This course is available on MyMathLab® for School. The sixth edition of Calculus: Graphical, Numerical, Algebraic, AP* Edition, by Demana, Waits, Kennedy, Bressoud, and Boardman completely supports the content, philosophy, and goals of the Advanced Placement (AP*) Calculus courses (AB and BC).
• Students will be able to work with functions represented graphically, numerically, analytically, or verbally and will understand the connections among these representations; graphing calculators will be used as a tool to facilitate such understanding.
• Students will, in the process of solving problems, be able to use graphing calculators to graph functions, solve equations, evaluate numerical derivatives, and evaluate numerical integrals.
• Students will understand the meaning of the derivative as a limit of a difference quotient and will understand its connection to local linearity and instantaneous rates of change.
• Students will understand the meaning of the definite integral as a limit of Riemann sums and as a net accumulation of change over an interval, and they will understand and appreciate the connection between derivatives and integrals.
• Students will be able to model real-world behavior and solve a variety of problems using functions, derivatives, and integrals; they will also be able to communicate solutions effectively, using proper mathematical language and syntax.
• Students will be able to represent and interpret differential equations geometrically with slope fields and (*) numerically with Euler’s method; they will be able to model dynamic situations with differential equations and solve initial value problems analytically.
(*) Students will understand the convergence and divergence of infinite series and will be able to represent functions with Maclaurin and Taylor series; they will be able to approximate or bound truncation errors in various ways.
(*) Students will be able to extend some calculus results to the context of motion in the plane (through vectors) and to the analysis of polar curves.
Changes to This Edition:
We welcome Michael Boardman to the author team.
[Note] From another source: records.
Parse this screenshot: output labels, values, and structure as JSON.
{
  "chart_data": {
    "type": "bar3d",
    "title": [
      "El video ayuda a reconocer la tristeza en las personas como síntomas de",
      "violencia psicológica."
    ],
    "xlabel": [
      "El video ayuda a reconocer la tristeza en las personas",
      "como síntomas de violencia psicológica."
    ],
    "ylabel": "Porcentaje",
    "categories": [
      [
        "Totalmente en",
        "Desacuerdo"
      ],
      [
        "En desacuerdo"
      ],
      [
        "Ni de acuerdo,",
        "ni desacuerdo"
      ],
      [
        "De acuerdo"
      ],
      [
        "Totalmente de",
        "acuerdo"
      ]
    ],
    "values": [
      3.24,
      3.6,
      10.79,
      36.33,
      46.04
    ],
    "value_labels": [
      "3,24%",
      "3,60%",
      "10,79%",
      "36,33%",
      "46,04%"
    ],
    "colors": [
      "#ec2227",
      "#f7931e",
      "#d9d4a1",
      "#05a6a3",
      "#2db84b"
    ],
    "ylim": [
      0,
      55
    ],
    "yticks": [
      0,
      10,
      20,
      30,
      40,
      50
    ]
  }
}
As a college mathematician with years of experience with the Advanced Placement program, he is well acquainted with the scope and goals of the course, and he is well versed in the mathematics that calculus students should know. Not only was Michael chief reader of the AP Calculus exams for four years, but he also served five years on the Development Committee and five years on the AP Calculus Workgroup for ETS. As perhaps his signal achievement, he founded the online discussion group for AP Calculus teachers and moderated it for a decade, so he truly understands what AP teachers and students are looking for in these pages.
A Few Global Changes
As with previous editions, we have kept our focus on high school students taking one of the College Board’s AP courses, Calculus AB or Calculus BC. The topics in the text reflect both the curriculum and the pedagogy of an AP course, and we do what we can to prepare students for the AP examinations throughout the text. To be consistent with the AP exam, we have changed all multiple-choice questions in the exercises to show four options rather than five. Also, as free-response questions on the AP examinations continue to evolve in focus and style, we have added or amended our exercises to reflect those changes. Although the role of graphing calculators in the course has not changed significantly since the fifth edition, we continue to review the gray “no calculator” ovals in the exercise sets to reflect an emerging consensus among calculus teachers that not every problem that can be solved without a calculator ought to be solved without a calculator.
We have further expanded the treatment of the derivative as a measure of sensitivity, which now appears as an ongoing topic in several different sections of the text. We have also enhanced our commitment to point-slope form for linear equations throughout the text, writing them all in a form that emphasizes the concept of local linearity, critical for understanding differential calculus.
Two new features have been added in response to the MPACs. There are now Notational Fluency Notes sprinkled throughout the text, and each set of Chapter Review Exercises begins with Reasoning with Definitions and Theorems questions that require students (individually or with their classmates) to dig more deeply into the concepts of calculus in order to understand them better.
Most of the motivational “Chapter Opener” problems are new and improved in this edition, and (thanks to David) many more historical nuggets have been sprinkled throughout the book. We also confess that some of the nuggets that were already there were in need of refinement. For example, the curious object called Gabriel’s Horn in previous editions is now called Torricelli’s Trumpet, with an accompanying historical note to give full credit where credit is due.
Finally, be assured that we have looked carefully at the content of the new AP Calculus Curriculum Framework, and there is nothing therein that is not covered in this text. Moreover, the emphases are in harmony with the objectives of the AP course, as they have always been.